Nous assistons à une fin programmée. Par rapport à ce qui nous attend, et dont l’action se fait déjà sentir, car l’avenir est dans le présent, 1984 était un livre édénique : les outils de coercition et d’encadrement qui y sont à l’œuvre paraissent rustiques, partiels et inefficaces au regard du XXIe siècle. Par bien des côtés, nous avons dépassé ce stade préhistorique. Nous sommes plus avancés dans le rétrécissement.

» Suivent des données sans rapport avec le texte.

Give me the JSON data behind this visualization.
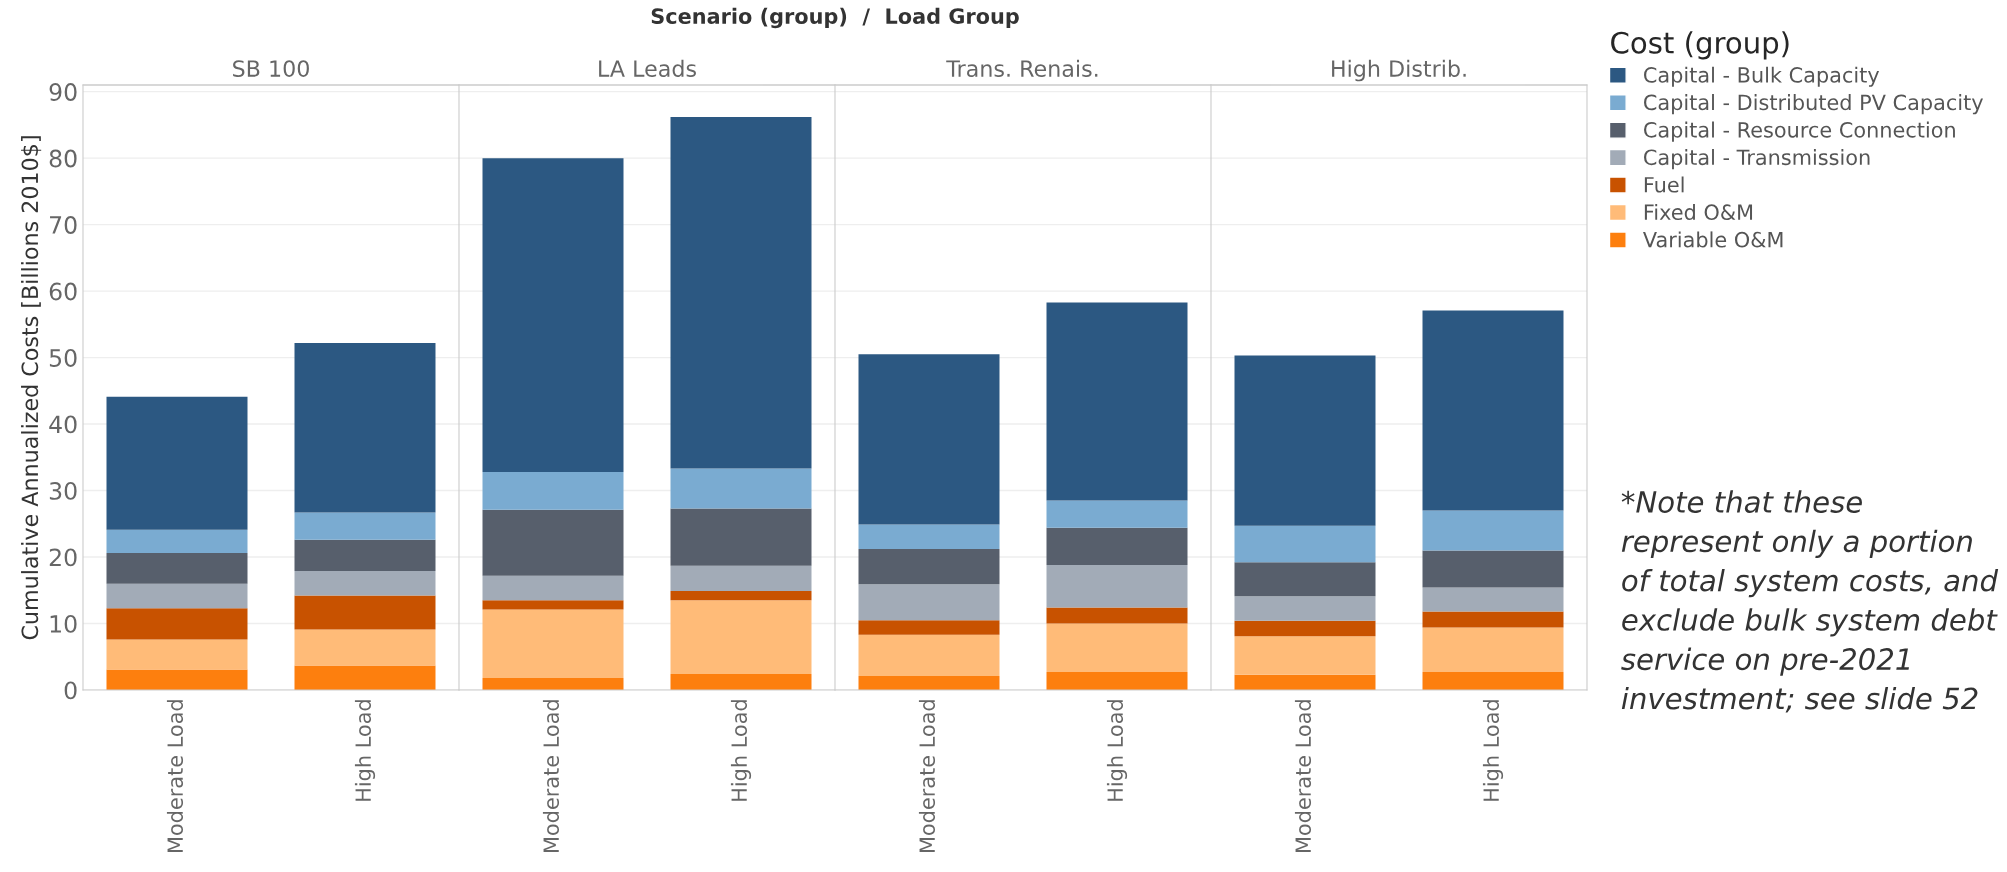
{
  "chart_data": [
    {
      "type": "bar",
      "title": "SB 100",
      "ylabel": "Cumulative Annualized Costs [Billions 2010$]",
      "annotations": [
        "Scenario (group)  /  Load Group"
      ],
      "categories": [
        "Moderate Load",
        "High Load"
      ],
      "stacked": true,
      "ylim": [
        0,
        91
      ],
      "yticks": [
        0,
        10,
        20,
        30,
        40,
        50,
        60,
        70,
        80,
        90
      ],
      "grid": "y",
      "series": [
        {
          "color": "#fd7f0e",
          "values": [
            3.1,
            3.7
          ]
        },
        {
          "color": "#ffbb78",
          "values": [
            4.5,
            5.4
          ]
        },
        {
          "color": "#c85200",
          "values": [
            4.7,
            5.1
          ]
        },
        {
          "color": "#a2abb7",
          "values": [
            3.7,
            3.7
          ]
        },
        {
          "color": "#575f6c",
          "values": [
            4.6,
            4.7
          ]
        },
        {
          "color": "#7aabd1",
          "values": [
            3.5,
            4.1
          ]
        },
        {
          "color": "#2c5882",
          "values": [
            20.0,
            25.5
          ]
        }
      ]
    },
    {
      "type": "bar",
      "title": "LA Leads",
      "categories": [
        "Moderate Load",
        "High Load"
      ],
      "stacked": true,
      "ylim": [
        0,
        91
      ],
      "yticks": [
        0,
        10,
        20,
        30,
        40,
        50,
        60,
        70,
        80,
        90
      ],
      "grid": "y",
      "tick_labels": "x",
      "series": [
        {
          "color": "#fd7f0e",
          "values": [
            1.8,
            2.4
          ]
        },
        {
          "color": "#ffbb78",
          "values": [
            10.3,
            11.1
          ]
        },
        {
          "color": "#c85200",
          "values": [
            1.4,
            1.4
          ]
        },
        {
          "color": "#a2abb7",
          "values": [
            3.7,
            3.8
          ]
        },
        {
          "color": "#575f6c",
          "values": [
            9.9,
            8.6
          ]
        },
        {
          "color": "#7aabd1",
          "values": [
            5.7,
            6.0
          ]
        },
        {
          "color": "#2c5882",
          "values": [
            47.2,
            52.9
          ]
        }
      ]
    },
    {
      "type": "bar",
      "title": "Trans. Renais.",
      "categories": [
        "Moderate Load",
        "High Load"
      ],
      "stacked": true,
      "ylim": [
        0,
        91
      ],
      "yticks": [
        0,
        10,
        20,
        30,
        40,
        50,
        60,
        70,
        80,
        90
      ],
      "grid": "y",
      "tick_labels": "x",
      "series": [
        {
          "color": "#fd7f0e",
          "values": [
            2.1,
            2.7
          ]
        },
        {
          "color": "#ffbb78",
          "values": [
            6.2,
            7.3
          ]
        },
        {
          "color": "#c85200",
          "values": [
            2.2,
            2.4
          ]
        },
        {
          "color": "#a2abb7",
          "values": [
            5.4,
            6.4
          ]
        },
        {
          "color": "#575f6c",
          "values": [
            5.3,
            5.6
          ]
        },
        {
          "color": "#7aabd1",
          "values": [
            3.7,
            4.1
          ]
        },
        {
          "color": "#2c5882",
          "values": [
            25.6,
            29.8
          ]
        }
      ]
    },
    {
      "type": "bar",
      "title": "High Distrib.",
      "legend_title": "Cost (group)",
      "legend": "right",
      "annotations": [
        "*Note that these represent only a portion of total system costs, and exclude bulk system debt service on pre-2021 investment; see slide 52"
      ],
      "categories": [
        "Moderate Load",
        "High Load"
      ],
      "stacked": true,
      "ylim": [
        0,
        91
      ],
      "yticks": [
        0,
        10,
        20,
        30,
        40,
        50,
        60,
        70,
        80,
        90
      ],
      "grid": "y",
      "tick_labels": "x",
      "series": [
        {
          "name": "Variable O&M",
          "color": "#fd7f0e",
          "values": [
            2.3,
            2.7
          ]
        },
        {
          "name": "Fixed O&M",
          "color": "#ffbb78",
          "values": [
            5.8,
            6.7
          ]
        },
        {
          "name": "Fuel",
          "color": "#c85200",
          "values": [
            2.3,
            2.4
          ]
        },
        {
          "name": "Capital - Transmission",
          "color": "#a2abb7",
          "values": [
            3.7,
            3.6
          ]
        },
        {
          "name": "Capital - Resource Connection",
          "color": "#575f6c",
          "values": [
            5.1,
            5.6
          ]
        },
        {
          "name": "Capital - Distributed PV Capacity",
          "color": "#7aabd1",
          "values": [
            5.5,
            6.0
          ]
        },
        {
          "name": "Capital - Bulk Capacity",
          "color": "#2c5882",
          "values": [
            25.6,
            30.1
          ]
        }
      ]
    }
  ]
}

Notre seul rempart est la surpopulation : avec les instruments actuels,  il est possible de tracer sept milliards d’individus, mais l’analyse des données de ce traçage excède les moyens humains à disposition. On peut faire confiance à l’intelligence artificielle pour résoudre ce problème en quelques décennies. Nous pourrons suivre en direct, de notre vivant, la destruction algorithmique de la liberté individuelle.

Durant cette période avant-dernière de l’entreprise humaine, il y a, pour la fiction, un rôle certain à jouer : celui d’une description si précise et si frappante des chemins de la non-liberté que les lecteurs, dans une certaine mesure, ressentiront la perte de vitesse de leur vie, en éprouveront le déplaisir, peut-être le regret, et seront un peu moins consentants et aveugles dans l’abattage final. Le reste, sans doute (la résistance, la reconquête) est un peu au-dessus de nos moyens.